KARAMANLIOĞLU A., Demirel B., Tural O., Doğan O. T., ALPASLAN F. N.

Applied Sciences (Switzerland), vol.15, no.15, 2025 (SCI-Expanded) identifier identifier

  • Publication Type: Article / Article
  • Volume: 15 Issue: 15
  • Publication Date: 2025
  • Doi Number: 10.3390/app15158412
  • Journal Name: Applied Sciences (Switzerland)
  • Journal Indexes: Science Citation Index Expanded (SCI-EXPANDED), Scopus, Aerospace Database, Agricultural & Environmental Science Database, Applied Science & Technology Source, Communication Abstracts, INSPEC, Metadex, Directory of Open Access Journals, Civil Engineering Abstracts
  • Keywords: clinical decision support, fair data principles, federated learning, generative AI, healthcare architecture, infectious disease triage, large language models, privacy preservation, sepsis alerting, triage
  • Middle East Technical University Affiliated: Yes

Abstract

This study presents a next-generation clinical decision-support architecture for Clinical Decision Support Systems (CDSS) focused on emergency triage.

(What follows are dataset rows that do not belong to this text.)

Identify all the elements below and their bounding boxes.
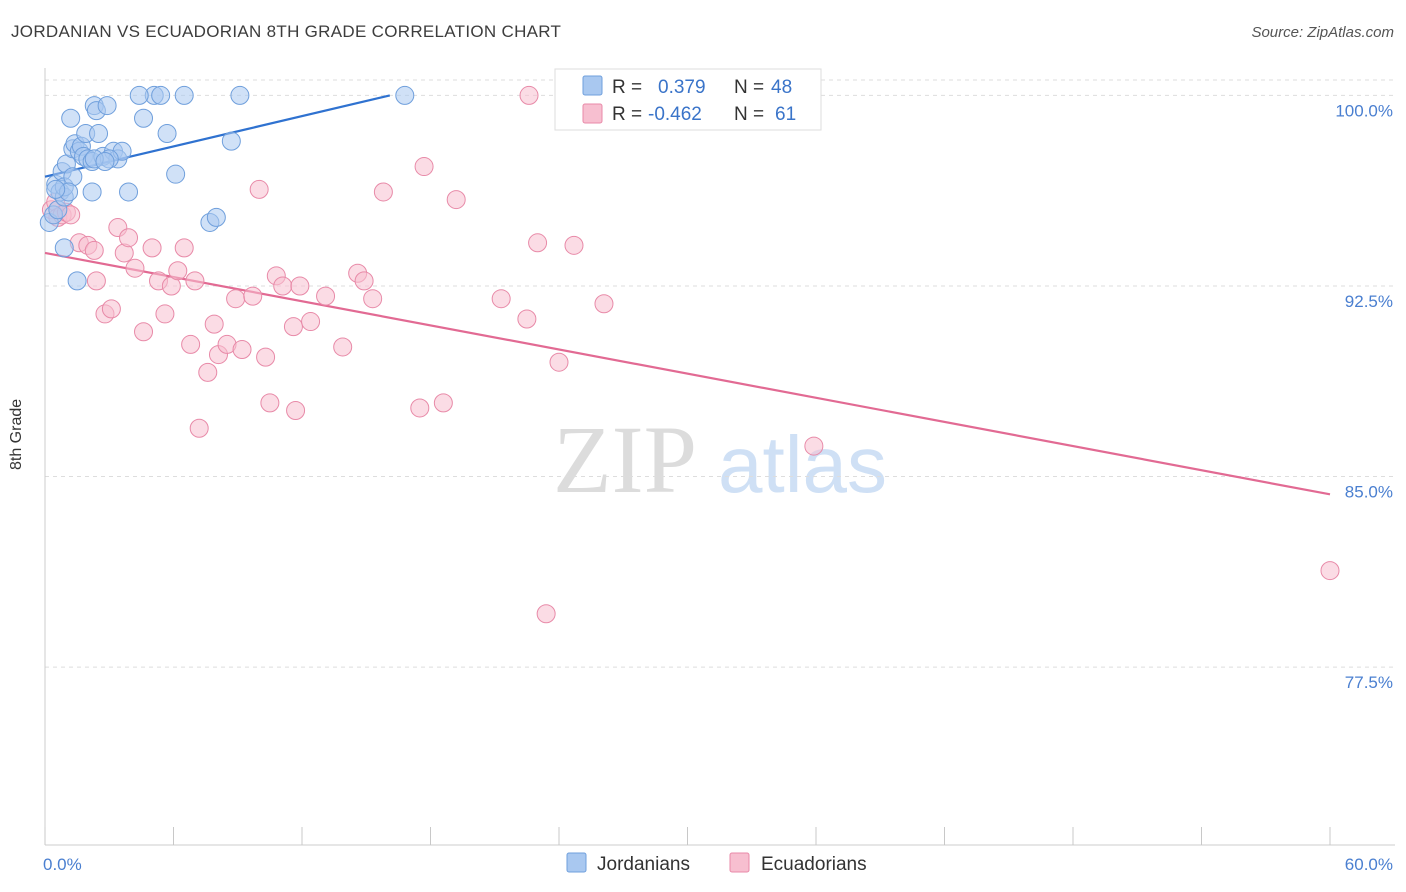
data-points [39, 85, 1340, 624]
ecuadorian-point [86, 271, 106, 291]
jordanian-point [89, 124, 109, 144]
ecuadorian-point [189, 418, 209, 438]
stats-legend: R = 0.379 N = 48 R = -0.462 N = 61 [554, 68, 822, 131]
ecuadorian-point [185, 271, 205, 291]
series-legend: Jordanians Ecuadorians [566, 852, 867, 875]
jordanian-point [134, 108, 154, 128]
x-tick-label-max: 60.0% [1345, 855, 1393, 874]
axes [44, 68, 1395, 846]
source-label: Source: ZipAtlas.com [1251, 24, 1394, 41]
jordanian-point [46, 179, 66, 199]
ecuadorian-point [549, 352, 569, 372]
jordanian-point [174, 85, 194, 105]
legend-r-label-jordanians: R = [612, 77, 642, 98]
gridlines [45, 79, 1395, 668]
watermark-atlas: atlas [718, 420, 887, 509]
y-tick-label: 100.0% [1335, 101, 1393, 120]
ecuadorian-point [410, 398, 430, 418]
ecuadorian-point [536, 604, 556, 624]
ecuadorian-point [226, 289, 246, 309]
jordanian-point [97, 96, 117, 116]
jordanian-point [395, 85, 415, 105]
ecuadorian-point [1320, 561, 1340, 581]
y-tick-labels: 100.0% 92.5% 85.0% 77.5% [1335, 101, 1393, 692]
ecuadorian-point [204, 314, 224, 334]
ecuadorian-point [232, 340, 252, 360]
ecuadorian-point [273, 276, 293, 296]
jordanian-point [82, 182, 102, 202]
ecuadorian-point [446, 190, 466, 210]
ecuadorian-point [181, 334, 201, 354]
ecuadorian-point [414, 157, 434, 177]
ecuadorian-point [125, 258, 145, 278]
legend-swatch-jordanians [582, 75, 603, 96]
y-tick-label: 85.0% [1345, 483, 1393, 502]
jordanian-point [206, 207, 226, 227]
y-tick-label: 77.5% [1345, 673, 1393, 692]
watermark-zip: ZIP [553, 406, 697, 513]
ecuadorian-point [155, 304, 175, 324]
jordanian-point [151, 85, 171, 105]
legend-n-value-ecuadorians: 61 [775, 104, 796, 125]
legend-r-value-ecuadorians: -0.462 [648, 104, 702, 125]
ecuadorian-point [333, 337, 353, 357]
ecuadorian-point [168, 261, 188, 281]
x-tick-label-min: 0.0% [43, 855, 82, 874]
ecuadorian-point [433, 393, 453, 413]
ecuadorian-point [260, 393, 280, 413]
ecuadorian-point [491, 289, 511, 309]
ecuadorian-point [101, 299, 121, 319]
ecuadorian-point [286, 400, 306, 420]
ecuadorian-point [142, 238, 162, 258]
legend-r-label-ecuadorians: R = [612, 104, 642, 125]
jordanian-point [166, 164, 186, 184]
legend-n-value-jordanians: 48 [771, 77, 792, 98]
ecuadorian-point [84, 240, 104, 260]
jordanian-point [119, 182, 139, 202]
ecuadorian-point [373, 182, 393, 202]
ecuadorian-point [174, 238, 194, 258]
chart-title: JORDANIAN VS ECUADORIAN 8TH GRADE CORREL… [11, 22, 562, 41]
series-legend-swatch-jordanians [566, 852, 587, 873]
ecuadorian-point [243, 286, 263, 306]
ecuadorian-point [363, 289, 383, 309]
legend-n-label-jordanians: N = [734, 77, 764, 98]
legend-swatch-ecuadorians [582, 103, 603, 124]
ecuadorian-point [256, 347, 276, 367]
ecuadorian-point [134, 322, 154, 342]
jordanian-point [157, 124, 177, 144]
ecuadorian-point [528, 233, 548, 253]
legend-n-label-ecuadorians: N = [734, 104, 764, 125]
ecuadorian-point [301, 312, 321, 332]
jordanian-point [230, 85, 250, 105]
ecuadorian-point [119, 228, 139, 248]
ecuadorian-point [564, 235, 584, 255]
jordanian-point [61, 108, 81, 128]
jordanian-point [67, 271, 87, 291]
ecuadorian-point [517, 309, 537, 329]
ecuadorian-point [594, 294, 614, 314]
ecuadorian-point [249, 179, 269, 199]
ecuadorian-point [290, 276, 310, 296]
ecuadorian-point [519, 85, 539, 105]
ecuadorian-point [283, 317, 303, 337]
series-legend-swatch-ecuadorians [729, 852, 750, 873]
jordanian-point [221, 131, 241, 151]
ecuadorian-point [804, 436, 824, 456]
jordanian-point [129, 85, 149, 105]
ecuadorian-point [354, 271, 374, 291]
series-legend-label-ecuadorians: Ecuadorians [761, 854, 867, 875]
legend-r-value-jordanians: 0.379 [658, 77, 706, 98]
y-tick-label: 92.5% [1345, 292, 1393, 311]
jordanian-point [54, 238, 74, 258]
ecuadorian-point [316, 286, 336, 306]
ecuadorian-point [198, 362, 218, 382]
series-legend-label-jordanians: Jordanians [597, 854, 690, 875]
jordanian-point [95, 151, 115, 171]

By integrating Large Language Models (LLMs), Federated Learning (FL), and low-latency streaming analytics within a modular, privacy-preserving framework, the system addresses key deployment challenges in high-stakes clinical settings. Unlike traditional models, the architecture processes both structured (vitals, labs) and unstructured (clinical notes) data to enable context-aware reasoning with clinically acceptable latency at the point of care. It leverages big data infrastructure for large-scale EHR management and incorporates digital twin concepts for live patient monitoring. Federated training allows institutions to collaboratively improve models without sharing raw data, ensuring compliance with GDPR/HIPAA, and FAIR principles. Privacy is further protected through differential privacy, secure aggregation, and inference isolation. We evaluate the system through two studies: (1) a benchmark of 750+ USMLE-style questions validating the medical reasoning of fine-tuned LLMs; and (2) a real-world case study (n = 132, 75.8% first-pass agreement) using de-identified MIMIC-III data to assess triage accuracy and responsiveness. The system demonstrated clinically acceptable latency and promising alignment with expert judgment on reviewed cases. The infectious disease triage case demonstrates low-latency recognition of sepsis-like presentations in the ED. This work offers a scalable, audit-compliant, and clinician-validated blueprint for CDSS, enabling low-latency triage and extensibility across specialties.